Jīnguì yì 金匱翼
Wings to the Jīnguì [yàolüè] by 尤怡 (Yóu Yí, zì Zàijīng 在涇, hào Zhuōwú 拙吾, ?–1749)
About the work
Yóu Yí’s eight-juǎn “wings” supplementing his own celebrated commentary Jīnguì xīndiǎn 金匱心典 on Zhāng Zhòngjǐng’s Jīn guì yào lüè. Where the Xīndiǎn glosses Zhòngjǐng’s text directly, the Yì gathers and discriminates the wider clinical literature on the same forty-eight zábìng 雜病 categories (organised in 48 mén 門), each opening with a tǒnglùn 統論 (general discussion), followed by zhèng 證 differentiation and treatment, with the author’s àn 按 commentary tying the various authorities back to the Zhòngjǐng base.
Abstract
Yóu Yí composed the Jīnguì yì in the last two decades of his life, in retirement at Hǔqiū 虎丘 (Sūzhōu), and died in 1749 before publication. The text was preserved in manuscript by his pupils 沈平舟 Shěn Píngzhōu and 陳星門 Chén Xīngmén and saw its first printing only in Qiánlóng 33 = 1768, sponsored by Yóu’s uncle 尤世輔 Yóu Shìfǔ (號 Yuèyán lǎorén 岳岩老人) at the Sīyǒngtáng 思永堂 in Hǔqiū Shāntáng 虎丘山塘 — i.e. nineteen years posthumously. A further preface by 徐錦 Xú Jǐn dated Jiāqìng 18 (1813) and a preface by 柏雪峰 Bǎi Xuěfēng record additional editorial work bringing the text to its received form. The composition window of “1730–1749” given here brackets Yóu’s mature working years up to his death.
The work’s analytical axes are the Zhòngjǐng-school standard four — cold/heat (寒熱), deficiency/excess (虛實), tonification/draining (補瀉), warming/cooling (溫涼). Yóu’s signature method is to let the historical authorities argue against one another and then resolve the dispute with a clear clinical preference. The work is the principal exhibit for Yóu Yí’s reputation as one of the most learned and judicious Qīng scholar-physicians, and is paired in the standard Qīng medical canon with his Jīnguì xīndiǎn and the related Shānghán guànzhū jí 傷寒貫珠集 (KR3ed049 tradition).

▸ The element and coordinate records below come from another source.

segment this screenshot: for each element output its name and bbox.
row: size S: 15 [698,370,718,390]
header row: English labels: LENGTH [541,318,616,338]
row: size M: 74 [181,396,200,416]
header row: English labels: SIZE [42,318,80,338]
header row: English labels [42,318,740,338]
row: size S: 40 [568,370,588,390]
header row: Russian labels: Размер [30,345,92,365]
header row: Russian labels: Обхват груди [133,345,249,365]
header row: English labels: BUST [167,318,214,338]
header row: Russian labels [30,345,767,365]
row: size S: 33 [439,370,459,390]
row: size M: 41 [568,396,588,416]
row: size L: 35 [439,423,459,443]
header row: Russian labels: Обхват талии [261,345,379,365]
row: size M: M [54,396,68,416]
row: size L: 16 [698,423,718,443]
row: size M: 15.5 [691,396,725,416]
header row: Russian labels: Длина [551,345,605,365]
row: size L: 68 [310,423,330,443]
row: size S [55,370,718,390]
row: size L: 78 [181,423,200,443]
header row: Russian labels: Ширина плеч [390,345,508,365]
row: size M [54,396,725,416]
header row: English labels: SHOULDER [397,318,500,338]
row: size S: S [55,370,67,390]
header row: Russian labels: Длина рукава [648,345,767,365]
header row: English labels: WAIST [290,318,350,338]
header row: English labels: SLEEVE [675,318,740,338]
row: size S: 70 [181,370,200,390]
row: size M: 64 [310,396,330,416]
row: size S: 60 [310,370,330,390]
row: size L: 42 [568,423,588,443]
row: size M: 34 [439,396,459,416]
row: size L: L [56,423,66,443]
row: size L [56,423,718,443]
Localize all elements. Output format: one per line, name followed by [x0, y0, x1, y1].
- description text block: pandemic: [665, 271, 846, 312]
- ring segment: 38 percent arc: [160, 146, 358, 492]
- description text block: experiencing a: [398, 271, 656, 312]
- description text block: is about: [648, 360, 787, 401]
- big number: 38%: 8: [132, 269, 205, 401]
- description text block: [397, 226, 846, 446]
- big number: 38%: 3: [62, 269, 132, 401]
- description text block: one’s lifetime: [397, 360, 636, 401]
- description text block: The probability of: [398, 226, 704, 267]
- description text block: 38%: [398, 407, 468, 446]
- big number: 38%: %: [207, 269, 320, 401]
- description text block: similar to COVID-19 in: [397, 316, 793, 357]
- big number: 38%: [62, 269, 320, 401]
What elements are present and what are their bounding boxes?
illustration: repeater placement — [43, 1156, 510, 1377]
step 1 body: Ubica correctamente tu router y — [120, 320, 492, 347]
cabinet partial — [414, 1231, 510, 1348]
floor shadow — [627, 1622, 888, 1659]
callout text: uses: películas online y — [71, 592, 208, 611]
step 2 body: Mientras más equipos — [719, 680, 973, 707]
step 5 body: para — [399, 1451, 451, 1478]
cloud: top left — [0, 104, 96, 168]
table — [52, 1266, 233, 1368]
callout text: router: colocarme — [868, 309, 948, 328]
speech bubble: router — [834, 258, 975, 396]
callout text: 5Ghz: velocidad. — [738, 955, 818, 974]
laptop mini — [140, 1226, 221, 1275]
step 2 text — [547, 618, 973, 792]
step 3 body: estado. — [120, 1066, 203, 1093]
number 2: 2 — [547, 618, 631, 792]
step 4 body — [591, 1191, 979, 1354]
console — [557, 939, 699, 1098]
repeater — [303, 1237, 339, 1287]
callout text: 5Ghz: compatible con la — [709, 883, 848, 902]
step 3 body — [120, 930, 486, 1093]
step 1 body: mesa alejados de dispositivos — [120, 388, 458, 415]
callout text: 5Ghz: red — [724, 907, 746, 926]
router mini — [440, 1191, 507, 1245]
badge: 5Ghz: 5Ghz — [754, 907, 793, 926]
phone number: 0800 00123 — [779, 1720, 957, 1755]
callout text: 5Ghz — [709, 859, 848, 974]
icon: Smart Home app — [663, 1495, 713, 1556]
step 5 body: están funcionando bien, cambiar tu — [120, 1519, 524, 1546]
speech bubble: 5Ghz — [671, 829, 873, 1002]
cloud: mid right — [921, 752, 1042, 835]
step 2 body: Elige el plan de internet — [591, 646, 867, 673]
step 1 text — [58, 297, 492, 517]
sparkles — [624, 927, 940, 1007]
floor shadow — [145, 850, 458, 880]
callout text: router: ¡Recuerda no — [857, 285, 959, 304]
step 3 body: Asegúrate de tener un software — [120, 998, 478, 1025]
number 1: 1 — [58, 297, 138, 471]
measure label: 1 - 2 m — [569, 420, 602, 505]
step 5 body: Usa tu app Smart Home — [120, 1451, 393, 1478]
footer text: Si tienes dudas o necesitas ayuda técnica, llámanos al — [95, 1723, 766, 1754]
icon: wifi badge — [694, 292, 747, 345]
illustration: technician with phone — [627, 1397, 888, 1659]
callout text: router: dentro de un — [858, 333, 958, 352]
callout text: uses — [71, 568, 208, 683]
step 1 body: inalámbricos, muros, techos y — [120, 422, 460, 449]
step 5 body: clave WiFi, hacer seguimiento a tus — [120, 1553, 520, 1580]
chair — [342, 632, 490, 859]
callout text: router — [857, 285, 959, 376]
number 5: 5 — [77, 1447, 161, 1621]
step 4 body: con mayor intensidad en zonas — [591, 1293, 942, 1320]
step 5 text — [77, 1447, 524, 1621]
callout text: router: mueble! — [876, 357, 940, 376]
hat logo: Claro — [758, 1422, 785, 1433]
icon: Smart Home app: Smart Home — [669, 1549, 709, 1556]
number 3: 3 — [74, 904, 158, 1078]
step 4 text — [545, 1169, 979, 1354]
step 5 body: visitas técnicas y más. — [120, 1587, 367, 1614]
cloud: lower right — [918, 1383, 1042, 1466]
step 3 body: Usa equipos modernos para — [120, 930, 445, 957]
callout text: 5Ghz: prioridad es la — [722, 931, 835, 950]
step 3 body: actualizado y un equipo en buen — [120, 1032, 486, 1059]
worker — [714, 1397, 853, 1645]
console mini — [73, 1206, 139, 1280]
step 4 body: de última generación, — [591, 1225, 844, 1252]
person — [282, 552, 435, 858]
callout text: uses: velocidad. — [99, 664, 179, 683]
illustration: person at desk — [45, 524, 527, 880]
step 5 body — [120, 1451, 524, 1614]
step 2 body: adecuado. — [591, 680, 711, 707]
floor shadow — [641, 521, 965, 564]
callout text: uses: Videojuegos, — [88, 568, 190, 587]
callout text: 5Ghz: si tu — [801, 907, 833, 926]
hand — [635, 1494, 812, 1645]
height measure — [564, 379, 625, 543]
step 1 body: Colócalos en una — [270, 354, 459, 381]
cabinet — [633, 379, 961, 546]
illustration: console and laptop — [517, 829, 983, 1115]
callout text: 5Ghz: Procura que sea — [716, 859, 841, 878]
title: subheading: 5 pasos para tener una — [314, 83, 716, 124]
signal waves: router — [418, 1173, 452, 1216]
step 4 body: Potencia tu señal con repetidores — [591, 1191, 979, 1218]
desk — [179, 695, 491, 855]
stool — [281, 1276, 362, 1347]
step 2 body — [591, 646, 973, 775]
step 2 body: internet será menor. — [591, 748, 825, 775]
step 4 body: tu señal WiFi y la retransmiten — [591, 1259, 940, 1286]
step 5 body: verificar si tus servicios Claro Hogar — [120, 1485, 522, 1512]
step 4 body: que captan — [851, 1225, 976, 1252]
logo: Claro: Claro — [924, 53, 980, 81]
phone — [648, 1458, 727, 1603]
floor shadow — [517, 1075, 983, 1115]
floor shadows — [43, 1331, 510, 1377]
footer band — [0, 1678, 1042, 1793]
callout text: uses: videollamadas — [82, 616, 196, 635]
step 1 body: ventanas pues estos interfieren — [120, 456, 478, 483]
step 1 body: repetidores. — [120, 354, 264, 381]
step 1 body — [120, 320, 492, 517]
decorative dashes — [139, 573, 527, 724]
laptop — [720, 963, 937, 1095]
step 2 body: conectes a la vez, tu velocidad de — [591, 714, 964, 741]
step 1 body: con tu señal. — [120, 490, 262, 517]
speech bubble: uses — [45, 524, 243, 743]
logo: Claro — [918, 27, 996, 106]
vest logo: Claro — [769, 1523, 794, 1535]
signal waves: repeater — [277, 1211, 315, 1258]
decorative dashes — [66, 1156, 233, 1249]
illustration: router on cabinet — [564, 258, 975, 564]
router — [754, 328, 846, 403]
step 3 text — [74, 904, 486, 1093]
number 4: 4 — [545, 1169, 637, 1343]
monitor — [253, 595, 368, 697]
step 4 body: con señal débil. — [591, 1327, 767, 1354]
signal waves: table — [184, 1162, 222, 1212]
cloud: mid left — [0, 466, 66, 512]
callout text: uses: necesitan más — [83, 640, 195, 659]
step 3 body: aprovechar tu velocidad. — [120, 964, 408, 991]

The brief biographical sketch by Yóu’s grandson 尤世楠 Yóu Shìnán — preserved at the head of the Jīnguì yì — records Yóu’s poverty (his wife taking in needlework to keep the household), his deep friendships with the Sūzhōu literary circle (方東華 Fāng Dōnghuá, 顧嗣立 Gù Xiùyě 秀野, 沈德潛 Shěn Guīyú 歸愚 and others), and his serene approach to dying — abstaining from food and medicine, calligraphy steady to the end. Yóu died of an illness contracted in jǐsì 己巳 (1749), having refused all treatment.
Translations and research
- Jīnguì yì punctuated and annotated edition, Beijing: Rénmín wèishēng chūbǎnshè, 1956 / 1986.
- Volker Scheid, Currents of Tradition in Chinese Medicine, 1626–2006. Seattle: Eastland, 2007 — situates Yóu Yí among the principal Qing scholar-physicians.
- Marta Hanson, Speaking of Epidemics in Chinese Medicine. London: Routledge, 2011 — treats the Sūzhōu intellectual circles in which Yóu was embedded.
- No substantial standalone Western-language study of the Jīnguì yì located.